I wondered: Is there any word that we can attach to the end of the phrase “love and other…” that does not inspire some meaning or another? Love and other digressions? I think I see what that means. Love and other cups of coffee? Invigorating, sure, and it can make you nervous. Love and other surveillance cameras? Someone was in a controlling relationship. Love and other crack pipes? Addicted to love, and maybe they got burned. Okay, let’s try to get obscure with this: Love and other bottle caps? Evocative, a heart overflowing with effervescent happiness. Love and other sunglasses? Sunshine of your love, baby, pretty cool. Love and other hatreds? I get the irony. Love and other baseballs? Right, right, the home run, of course. Love and other windshield wipers? Clarifies your path, naturally. Love and other plastic lids? Keeps you fresh and contained, or maybe it’s just a worthless piece of garbage. Love and other business cards? A cynical take on the marriage market, perhaps. Love and other zippers? An allusion to S&M, obviously.

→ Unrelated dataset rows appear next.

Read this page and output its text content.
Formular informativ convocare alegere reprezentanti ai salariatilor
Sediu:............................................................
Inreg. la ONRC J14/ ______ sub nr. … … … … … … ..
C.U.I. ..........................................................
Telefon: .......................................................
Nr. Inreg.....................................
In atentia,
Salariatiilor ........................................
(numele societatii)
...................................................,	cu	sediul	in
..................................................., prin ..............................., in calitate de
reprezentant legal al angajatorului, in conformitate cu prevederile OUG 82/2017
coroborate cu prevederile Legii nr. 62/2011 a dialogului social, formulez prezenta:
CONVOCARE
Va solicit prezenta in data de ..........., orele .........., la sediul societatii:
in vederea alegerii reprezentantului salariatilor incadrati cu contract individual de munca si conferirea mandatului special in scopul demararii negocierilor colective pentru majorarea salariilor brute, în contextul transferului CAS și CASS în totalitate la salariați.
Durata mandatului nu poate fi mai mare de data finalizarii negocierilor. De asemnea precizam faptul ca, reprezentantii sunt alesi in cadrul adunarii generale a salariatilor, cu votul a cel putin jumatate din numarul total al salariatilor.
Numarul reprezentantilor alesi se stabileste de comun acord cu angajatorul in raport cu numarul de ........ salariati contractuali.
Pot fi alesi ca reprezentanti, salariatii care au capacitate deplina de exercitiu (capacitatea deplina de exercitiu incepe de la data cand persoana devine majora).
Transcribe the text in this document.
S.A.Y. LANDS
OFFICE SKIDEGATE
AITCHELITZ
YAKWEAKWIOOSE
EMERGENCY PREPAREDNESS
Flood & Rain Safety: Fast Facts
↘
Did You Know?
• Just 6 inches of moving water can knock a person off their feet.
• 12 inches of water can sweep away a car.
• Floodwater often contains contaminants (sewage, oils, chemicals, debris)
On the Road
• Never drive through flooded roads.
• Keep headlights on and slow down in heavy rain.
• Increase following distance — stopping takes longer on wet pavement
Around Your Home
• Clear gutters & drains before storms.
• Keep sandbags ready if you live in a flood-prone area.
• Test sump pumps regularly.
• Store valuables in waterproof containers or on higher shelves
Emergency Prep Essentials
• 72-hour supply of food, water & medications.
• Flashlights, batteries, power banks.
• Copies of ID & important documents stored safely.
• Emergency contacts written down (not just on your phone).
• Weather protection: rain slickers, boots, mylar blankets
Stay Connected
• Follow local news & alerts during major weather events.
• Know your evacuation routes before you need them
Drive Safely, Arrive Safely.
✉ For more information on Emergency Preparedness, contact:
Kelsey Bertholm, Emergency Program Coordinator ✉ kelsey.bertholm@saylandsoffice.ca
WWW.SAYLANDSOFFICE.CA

Love is the supreme synonym, the ultimate reality that all other words can never more than merely facet.
So what are we looking at here? Love, as it turns out, love is so multifaceted, so all-encompassing, that it can be paired with virtually anything and share something in common with it. Ancient Sanskrit had over eighty words for love, but we have but one, one love, and love is the supreme synonym, the ultimate reality that all other words can never more than merely facet, and this is perhaps what The Beatles meant when they sang All You Need Is Love.

 

P.S. For posterity’s sake, it is worth noting that the first instance of Love and Other… came not from the 1990 memoir entitled Love and Other Infectious Diseases. Rather—as far as I have been able to discover (and please feel free to correct me)—the first instance of this phrase was an album released in 1977 titled Love and Other Bruises, and recorded by the agonizingly soft-rock Australian pop duo who called themselves Air Supply. So there you have it.